“We want to bring our children up in a community where they can feel comfortable to express themselves and explore, a community that values critical thinking and self actualization. And here in our local UU church, we have found that community.” – Libby Ann of Love, Joy, Feminism
Quote comes from this post, Why I Take My Kids to the UU Church, in which Libby Ann explains what makes a Unitarian Universalist church so special and different from the hellfire and brimstone church she was raised in (which I can relate to since Hubby and I both grew up in one as well). Her post illustrates a good portion of why I want my kids involved in a UU church and why I’m likely to say I’m UU if asked by a random stranger what my religious beliefs are. I love the 7 UU Principles and find it an admirable collection of moral guidelines. I love the sense of community, particularly since our family is lacking in that area. I love a lot about UU and our local church, but It’s 30 minutes away and that drive eats up a lot of gas and precious time spent with Hubby on his day off (he doesn’t attend because “church” gives him anxiety).

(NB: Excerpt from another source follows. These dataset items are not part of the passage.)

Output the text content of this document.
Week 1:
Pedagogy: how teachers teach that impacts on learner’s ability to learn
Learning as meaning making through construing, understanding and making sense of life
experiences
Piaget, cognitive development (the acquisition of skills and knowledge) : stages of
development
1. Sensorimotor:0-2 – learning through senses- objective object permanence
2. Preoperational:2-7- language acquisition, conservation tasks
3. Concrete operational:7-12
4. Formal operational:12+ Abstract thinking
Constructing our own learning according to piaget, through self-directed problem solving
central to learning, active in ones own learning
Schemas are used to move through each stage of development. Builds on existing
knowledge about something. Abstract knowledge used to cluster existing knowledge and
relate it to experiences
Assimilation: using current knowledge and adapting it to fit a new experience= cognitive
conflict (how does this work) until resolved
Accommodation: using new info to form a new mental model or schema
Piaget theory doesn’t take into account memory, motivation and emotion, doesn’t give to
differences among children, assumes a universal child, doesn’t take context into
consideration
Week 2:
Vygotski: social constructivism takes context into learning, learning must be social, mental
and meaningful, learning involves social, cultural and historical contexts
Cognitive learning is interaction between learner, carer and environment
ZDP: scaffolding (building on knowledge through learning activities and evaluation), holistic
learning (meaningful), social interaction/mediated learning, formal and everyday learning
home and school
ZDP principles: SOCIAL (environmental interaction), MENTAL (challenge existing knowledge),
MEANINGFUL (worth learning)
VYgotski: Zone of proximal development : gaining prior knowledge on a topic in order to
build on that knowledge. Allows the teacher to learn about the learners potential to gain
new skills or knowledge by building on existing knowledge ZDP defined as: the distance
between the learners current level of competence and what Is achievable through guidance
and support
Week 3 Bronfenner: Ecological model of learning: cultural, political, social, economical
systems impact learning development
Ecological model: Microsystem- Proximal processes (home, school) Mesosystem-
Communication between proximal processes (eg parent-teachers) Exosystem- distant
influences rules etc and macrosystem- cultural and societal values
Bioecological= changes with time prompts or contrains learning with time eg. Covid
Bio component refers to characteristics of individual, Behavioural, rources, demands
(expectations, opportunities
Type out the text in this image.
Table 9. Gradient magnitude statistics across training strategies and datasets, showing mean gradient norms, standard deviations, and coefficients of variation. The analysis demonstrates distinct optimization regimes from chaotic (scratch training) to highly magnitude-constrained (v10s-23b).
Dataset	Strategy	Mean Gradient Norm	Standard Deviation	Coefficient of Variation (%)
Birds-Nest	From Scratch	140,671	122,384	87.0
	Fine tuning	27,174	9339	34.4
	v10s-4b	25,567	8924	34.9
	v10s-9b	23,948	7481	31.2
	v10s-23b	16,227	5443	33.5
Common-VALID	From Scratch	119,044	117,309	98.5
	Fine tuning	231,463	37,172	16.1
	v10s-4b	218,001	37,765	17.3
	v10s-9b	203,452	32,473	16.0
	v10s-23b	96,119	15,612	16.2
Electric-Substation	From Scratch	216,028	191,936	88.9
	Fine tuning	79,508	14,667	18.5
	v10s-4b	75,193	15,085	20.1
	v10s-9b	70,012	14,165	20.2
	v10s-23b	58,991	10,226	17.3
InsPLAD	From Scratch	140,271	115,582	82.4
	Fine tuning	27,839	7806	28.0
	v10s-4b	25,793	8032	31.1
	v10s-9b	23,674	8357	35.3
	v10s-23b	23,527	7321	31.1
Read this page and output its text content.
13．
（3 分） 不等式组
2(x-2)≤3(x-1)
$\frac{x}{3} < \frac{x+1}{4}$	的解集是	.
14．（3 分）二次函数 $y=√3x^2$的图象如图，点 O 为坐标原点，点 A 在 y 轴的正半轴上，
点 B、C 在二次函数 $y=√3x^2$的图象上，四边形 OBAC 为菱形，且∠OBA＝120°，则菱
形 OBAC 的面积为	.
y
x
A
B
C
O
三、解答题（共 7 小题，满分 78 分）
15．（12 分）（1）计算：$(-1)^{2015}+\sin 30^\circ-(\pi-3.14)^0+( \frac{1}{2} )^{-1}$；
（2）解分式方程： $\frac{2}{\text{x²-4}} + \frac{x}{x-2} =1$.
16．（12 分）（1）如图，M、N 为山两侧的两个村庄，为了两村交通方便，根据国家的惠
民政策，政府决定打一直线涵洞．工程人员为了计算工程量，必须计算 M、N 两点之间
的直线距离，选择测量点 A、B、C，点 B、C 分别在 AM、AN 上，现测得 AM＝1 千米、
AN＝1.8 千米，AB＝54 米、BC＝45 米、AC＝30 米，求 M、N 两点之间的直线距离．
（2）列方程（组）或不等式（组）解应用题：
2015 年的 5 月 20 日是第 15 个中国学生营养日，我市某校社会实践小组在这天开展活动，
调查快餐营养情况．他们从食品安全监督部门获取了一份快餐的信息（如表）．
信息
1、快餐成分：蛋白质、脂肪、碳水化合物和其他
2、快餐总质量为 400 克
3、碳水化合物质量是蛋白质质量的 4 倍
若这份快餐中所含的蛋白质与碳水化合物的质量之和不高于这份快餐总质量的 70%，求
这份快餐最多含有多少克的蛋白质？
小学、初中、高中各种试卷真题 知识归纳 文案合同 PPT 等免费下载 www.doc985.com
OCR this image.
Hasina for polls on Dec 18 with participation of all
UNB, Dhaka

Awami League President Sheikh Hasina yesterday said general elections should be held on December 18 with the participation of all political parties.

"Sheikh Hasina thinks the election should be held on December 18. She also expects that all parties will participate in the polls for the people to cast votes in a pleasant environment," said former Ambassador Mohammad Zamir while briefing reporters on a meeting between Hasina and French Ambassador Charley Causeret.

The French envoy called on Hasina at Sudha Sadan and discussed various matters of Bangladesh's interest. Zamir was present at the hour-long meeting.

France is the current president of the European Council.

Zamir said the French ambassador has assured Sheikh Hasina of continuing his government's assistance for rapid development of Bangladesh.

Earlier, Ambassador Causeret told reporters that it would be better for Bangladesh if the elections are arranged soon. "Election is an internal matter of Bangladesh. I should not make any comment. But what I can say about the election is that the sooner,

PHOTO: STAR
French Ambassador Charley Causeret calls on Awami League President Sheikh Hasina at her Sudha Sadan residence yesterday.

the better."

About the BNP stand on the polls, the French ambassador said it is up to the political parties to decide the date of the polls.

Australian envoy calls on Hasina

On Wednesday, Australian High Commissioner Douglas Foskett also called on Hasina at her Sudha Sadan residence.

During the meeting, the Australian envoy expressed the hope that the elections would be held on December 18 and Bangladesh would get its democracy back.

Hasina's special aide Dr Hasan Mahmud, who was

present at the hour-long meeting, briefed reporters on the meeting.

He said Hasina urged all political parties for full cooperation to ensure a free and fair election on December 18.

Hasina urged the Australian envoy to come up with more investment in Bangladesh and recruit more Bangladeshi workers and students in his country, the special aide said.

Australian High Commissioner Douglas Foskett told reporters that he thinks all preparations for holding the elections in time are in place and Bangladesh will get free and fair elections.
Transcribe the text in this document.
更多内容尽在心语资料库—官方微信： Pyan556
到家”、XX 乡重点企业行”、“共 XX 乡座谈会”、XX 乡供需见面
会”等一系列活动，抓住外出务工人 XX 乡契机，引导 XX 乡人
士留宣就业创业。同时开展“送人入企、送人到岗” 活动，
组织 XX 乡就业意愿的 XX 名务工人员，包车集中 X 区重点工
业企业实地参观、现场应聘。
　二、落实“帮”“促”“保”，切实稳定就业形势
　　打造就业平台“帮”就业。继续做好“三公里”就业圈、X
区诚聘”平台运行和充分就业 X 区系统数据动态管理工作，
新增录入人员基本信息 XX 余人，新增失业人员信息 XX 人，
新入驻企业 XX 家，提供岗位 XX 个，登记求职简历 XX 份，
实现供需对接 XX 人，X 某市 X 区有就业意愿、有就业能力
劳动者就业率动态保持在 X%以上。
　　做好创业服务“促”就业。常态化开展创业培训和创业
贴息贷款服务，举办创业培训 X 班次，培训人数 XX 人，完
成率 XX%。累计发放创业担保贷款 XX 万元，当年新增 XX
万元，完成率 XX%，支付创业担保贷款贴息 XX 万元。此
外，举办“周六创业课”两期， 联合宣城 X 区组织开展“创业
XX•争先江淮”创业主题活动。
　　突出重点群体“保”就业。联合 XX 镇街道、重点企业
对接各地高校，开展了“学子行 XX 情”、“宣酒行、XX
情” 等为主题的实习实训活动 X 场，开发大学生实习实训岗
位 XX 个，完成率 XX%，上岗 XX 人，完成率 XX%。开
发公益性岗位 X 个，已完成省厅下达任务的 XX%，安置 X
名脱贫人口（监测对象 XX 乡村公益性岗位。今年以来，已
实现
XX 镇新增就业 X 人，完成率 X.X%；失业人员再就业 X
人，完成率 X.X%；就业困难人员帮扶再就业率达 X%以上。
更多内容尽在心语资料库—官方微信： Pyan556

Also, while I’m fairly liberal, I’m not quite as liberal as most other UU’s I know. I have a feeling I wouldn’t agree with certain aspects of the Our Whole Lives (OWL) sex-Ed program, and I’m not entirely comfortable with some social justice issues that are heavily promoted at my local church. I’ve also struggled with how pro-abortion the Unitarian Universalist Association is. I apply the first principle (the inherent worth and dignity of every person) to the unborn, but it seems most other UU’s do not. 😕 I realize the point of UU is to see what we can accomplish together when we set aside our differences, but a consistent life ethic is hard for me to put aside, especially if I hear abortion preached as a women’s health issue. If you’re unfamiliar with the consistent life ethic, here is Wikipedia’s basic definition:
“The consistent life ethic, or the consistent ethic of life is an ideology that opposes abortion, capital punishment, assisted suicide, and euthanasia. Adherents are opposed, at the very least, to unjust war, while some adherents also profess pacifism, or opposition to all war.”
I’ll write another post later about why I’m pro-life, but for now I’ll recommend these sites (they sum up my position pretty well):
In regards to UU and my family, I’m still undecided what role it will play in our lives going forward. It’s hard to live without the joy of sharing a hymnal and lifting your voice together with others in joy or sorrow. It’s hard to I’ve without support and love from a compassionate community.